Honest. 10 dollars, I tipple checked the price tag to make sure there was not a third "0" that had faded.


----------



## theautomaton

I'll believe you this one time.


----------



## amatorherba

Several years ago my mother-in-law gave me the 1961 First American Edition. I'm not sure why she had it or who she got it from originally -- cooking wasn't really her "thing". And I'm almost ashamed to admit I really didn't know what I had in my possession until I went to culinary school several years later. Hmmm...I think I'd best hang on to it...it's selling on Ebay anywhere from $17 to $115.


----------



## unichef

You had me going there for a second Buonaboy! 

Good find. I found Art Culinaire #2 and #3 at a yard sale for $1 each. Searched high and low through everything else they had for #1 but no luck.


----------



## unichef

Yeah, we have a local antique shop owner who made it on there pretending she inherited what she brought just so she could make it on TV. My favorite are the dumpster divers. If you went rummaging through the trash would you go on national TV and tell everyone? Love that show. 

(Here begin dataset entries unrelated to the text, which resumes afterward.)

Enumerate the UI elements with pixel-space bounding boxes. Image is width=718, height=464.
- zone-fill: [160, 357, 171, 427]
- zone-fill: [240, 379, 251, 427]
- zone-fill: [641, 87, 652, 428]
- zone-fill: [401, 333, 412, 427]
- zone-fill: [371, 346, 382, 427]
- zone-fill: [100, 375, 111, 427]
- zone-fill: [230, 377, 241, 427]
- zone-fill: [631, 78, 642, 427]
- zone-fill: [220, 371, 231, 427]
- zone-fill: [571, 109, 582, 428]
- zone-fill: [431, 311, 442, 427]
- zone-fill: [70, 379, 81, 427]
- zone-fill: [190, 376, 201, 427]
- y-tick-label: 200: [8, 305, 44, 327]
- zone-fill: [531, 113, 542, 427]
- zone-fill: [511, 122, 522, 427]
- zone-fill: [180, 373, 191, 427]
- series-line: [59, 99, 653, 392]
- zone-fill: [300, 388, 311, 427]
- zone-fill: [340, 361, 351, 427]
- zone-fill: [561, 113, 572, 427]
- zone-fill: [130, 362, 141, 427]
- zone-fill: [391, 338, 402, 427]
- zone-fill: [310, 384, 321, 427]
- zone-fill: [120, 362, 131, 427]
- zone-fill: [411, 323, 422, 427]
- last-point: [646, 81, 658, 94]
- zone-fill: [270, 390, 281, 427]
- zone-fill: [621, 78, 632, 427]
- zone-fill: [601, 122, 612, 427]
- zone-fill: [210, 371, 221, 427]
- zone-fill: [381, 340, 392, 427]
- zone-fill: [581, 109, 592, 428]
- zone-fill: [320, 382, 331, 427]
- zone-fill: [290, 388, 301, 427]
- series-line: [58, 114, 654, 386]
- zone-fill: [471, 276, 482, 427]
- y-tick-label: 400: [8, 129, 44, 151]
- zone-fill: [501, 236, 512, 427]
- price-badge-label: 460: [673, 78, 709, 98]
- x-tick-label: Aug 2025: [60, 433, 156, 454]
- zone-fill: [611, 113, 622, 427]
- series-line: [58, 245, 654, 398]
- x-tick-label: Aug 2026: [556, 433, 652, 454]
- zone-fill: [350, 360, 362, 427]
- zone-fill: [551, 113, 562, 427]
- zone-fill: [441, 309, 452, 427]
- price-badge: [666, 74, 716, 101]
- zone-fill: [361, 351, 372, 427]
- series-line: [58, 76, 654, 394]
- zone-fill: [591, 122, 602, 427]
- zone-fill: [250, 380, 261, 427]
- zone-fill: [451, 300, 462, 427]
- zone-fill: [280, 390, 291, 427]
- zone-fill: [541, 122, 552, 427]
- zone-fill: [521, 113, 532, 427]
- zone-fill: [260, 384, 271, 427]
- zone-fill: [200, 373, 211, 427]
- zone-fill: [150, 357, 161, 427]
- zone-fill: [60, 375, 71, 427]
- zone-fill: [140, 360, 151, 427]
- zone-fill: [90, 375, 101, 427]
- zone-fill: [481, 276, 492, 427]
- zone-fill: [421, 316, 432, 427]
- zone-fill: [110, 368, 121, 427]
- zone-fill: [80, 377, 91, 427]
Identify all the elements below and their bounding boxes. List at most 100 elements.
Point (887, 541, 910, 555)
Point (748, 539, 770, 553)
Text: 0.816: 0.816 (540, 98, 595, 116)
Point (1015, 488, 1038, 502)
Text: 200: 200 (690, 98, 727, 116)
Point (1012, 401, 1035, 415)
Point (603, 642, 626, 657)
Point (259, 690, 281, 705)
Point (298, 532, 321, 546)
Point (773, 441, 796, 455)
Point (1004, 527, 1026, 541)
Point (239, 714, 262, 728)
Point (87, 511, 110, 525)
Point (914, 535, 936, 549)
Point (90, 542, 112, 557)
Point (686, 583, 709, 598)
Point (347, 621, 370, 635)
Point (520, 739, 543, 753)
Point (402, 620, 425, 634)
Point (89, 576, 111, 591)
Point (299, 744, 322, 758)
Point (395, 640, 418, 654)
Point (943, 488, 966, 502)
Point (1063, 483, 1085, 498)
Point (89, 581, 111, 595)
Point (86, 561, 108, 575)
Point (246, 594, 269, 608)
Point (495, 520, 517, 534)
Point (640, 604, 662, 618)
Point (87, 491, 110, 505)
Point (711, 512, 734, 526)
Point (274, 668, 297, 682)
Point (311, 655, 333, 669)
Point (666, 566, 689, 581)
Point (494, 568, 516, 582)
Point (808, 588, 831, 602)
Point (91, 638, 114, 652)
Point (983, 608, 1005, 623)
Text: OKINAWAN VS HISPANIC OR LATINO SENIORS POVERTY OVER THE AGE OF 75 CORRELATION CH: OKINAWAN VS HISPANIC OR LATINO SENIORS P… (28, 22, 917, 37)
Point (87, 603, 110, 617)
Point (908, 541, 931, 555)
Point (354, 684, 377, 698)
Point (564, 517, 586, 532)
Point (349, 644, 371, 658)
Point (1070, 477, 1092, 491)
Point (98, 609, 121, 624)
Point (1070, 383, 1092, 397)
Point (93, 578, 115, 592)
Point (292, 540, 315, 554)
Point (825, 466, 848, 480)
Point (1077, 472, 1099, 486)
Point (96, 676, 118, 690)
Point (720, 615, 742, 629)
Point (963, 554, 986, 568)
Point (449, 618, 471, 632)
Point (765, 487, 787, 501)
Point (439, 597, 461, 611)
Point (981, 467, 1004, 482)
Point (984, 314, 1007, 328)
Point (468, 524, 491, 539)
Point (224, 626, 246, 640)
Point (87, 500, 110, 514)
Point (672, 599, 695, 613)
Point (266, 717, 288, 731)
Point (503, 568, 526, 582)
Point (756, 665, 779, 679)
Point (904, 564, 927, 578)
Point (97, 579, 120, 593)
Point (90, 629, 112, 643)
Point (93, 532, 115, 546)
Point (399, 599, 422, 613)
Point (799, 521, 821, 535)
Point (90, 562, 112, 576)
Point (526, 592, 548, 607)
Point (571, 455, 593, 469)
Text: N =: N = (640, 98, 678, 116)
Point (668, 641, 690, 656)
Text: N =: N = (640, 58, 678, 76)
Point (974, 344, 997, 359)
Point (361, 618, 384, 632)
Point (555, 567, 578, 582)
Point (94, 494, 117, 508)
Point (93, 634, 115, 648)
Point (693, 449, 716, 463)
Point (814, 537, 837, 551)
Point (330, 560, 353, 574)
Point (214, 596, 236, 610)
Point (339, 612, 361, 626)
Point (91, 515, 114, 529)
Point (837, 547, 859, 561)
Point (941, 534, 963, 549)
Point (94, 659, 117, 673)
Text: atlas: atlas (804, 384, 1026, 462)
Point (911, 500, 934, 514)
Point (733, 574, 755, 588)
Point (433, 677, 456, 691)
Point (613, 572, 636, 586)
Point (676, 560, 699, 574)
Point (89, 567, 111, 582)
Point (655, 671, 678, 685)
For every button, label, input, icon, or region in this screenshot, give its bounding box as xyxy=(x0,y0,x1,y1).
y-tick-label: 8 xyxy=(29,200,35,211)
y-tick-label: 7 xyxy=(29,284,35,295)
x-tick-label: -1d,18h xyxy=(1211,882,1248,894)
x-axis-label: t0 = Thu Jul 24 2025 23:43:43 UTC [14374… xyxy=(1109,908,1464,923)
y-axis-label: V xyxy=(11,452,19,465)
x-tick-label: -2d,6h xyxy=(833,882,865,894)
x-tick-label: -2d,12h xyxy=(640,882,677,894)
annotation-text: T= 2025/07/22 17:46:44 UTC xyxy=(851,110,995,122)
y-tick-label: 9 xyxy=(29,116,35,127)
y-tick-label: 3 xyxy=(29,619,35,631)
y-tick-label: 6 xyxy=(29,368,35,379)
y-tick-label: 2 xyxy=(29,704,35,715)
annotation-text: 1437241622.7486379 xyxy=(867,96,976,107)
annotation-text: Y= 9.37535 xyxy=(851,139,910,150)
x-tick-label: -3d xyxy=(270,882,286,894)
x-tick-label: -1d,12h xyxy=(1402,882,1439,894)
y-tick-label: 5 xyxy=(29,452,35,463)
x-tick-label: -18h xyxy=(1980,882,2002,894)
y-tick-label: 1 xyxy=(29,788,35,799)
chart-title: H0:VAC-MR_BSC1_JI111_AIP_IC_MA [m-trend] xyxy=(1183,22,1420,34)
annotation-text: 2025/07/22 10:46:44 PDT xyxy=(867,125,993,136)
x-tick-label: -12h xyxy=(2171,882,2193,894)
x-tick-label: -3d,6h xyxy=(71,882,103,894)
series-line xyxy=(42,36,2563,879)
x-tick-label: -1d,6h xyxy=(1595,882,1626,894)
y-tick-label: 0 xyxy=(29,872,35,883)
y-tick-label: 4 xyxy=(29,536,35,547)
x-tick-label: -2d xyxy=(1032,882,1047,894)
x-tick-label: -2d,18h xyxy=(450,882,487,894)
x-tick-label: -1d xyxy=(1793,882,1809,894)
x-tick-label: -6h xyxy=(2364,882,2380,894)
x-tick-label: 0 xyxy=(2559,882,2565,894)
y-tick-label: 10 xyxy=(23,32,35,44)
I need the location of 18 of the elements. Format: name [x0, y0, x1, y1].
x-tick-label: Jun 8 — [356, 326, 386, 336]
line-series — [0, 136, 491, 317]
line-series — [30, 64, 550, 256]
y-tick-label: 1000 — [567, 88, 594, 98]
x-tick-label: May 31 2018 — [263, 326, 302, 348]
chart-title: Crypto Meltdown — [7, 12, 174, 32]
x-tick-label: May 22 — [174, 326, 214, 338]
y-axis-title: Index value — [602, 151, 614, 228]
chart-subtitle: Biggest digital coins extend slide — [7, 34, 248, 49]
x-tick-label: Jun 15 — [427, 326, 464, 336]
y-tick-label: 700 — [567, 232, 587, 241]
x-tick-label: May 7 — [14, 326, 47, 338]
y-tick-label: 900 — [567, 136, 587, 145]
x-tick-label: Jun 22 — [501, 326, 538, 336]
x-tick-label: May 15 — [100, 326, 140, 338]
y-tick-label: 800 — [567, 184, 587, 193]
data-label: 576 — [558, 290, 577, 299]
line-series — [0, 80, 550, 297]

I know, I know, off topic....


----------



## foodpump

The older editions always crack me up. Chinese cuisine? Two paragraphs, maybe, a page and a half devoted to some obscure French regional dish consisting of buckwheat and barley flour baked in cinders.


----------



## harpua

I got my 61 edition for 10 bucks too at a used book sale. I love looking through it :smoking:


----------



## buonaboy

I only wish I could read french, other than the obvious culinary terms. I've never seen the 1961 1st english edition -but if it has the same illustrations, photographs and content as the '38, I'd probably trade! My 2002 edition seems like it only touches on 2/3 of the content of the original, but than again, how would I know -I can't read French.


----------



## m brown

buonaboy, that was too funny! 
congratulations and thanks for the laugh!
I am going to print your review and tape it to my cubical so I can giggle daily!


----------



## kokopuffs

I'm fluent in French and if so, could you please scan and email me a page to translate for all here? Thanks in advance.


----------



## ed buchanan

Great Find!
I still have my copy of Guide Culinaire A. Escoffier crown publishing 1959
and Modern French Culinary Art H P Pallipratt 1960 translated from Bachman 1959=60


----------



## buonaboy

Kokopuffs,
Did you have any specific passages in mind?


----------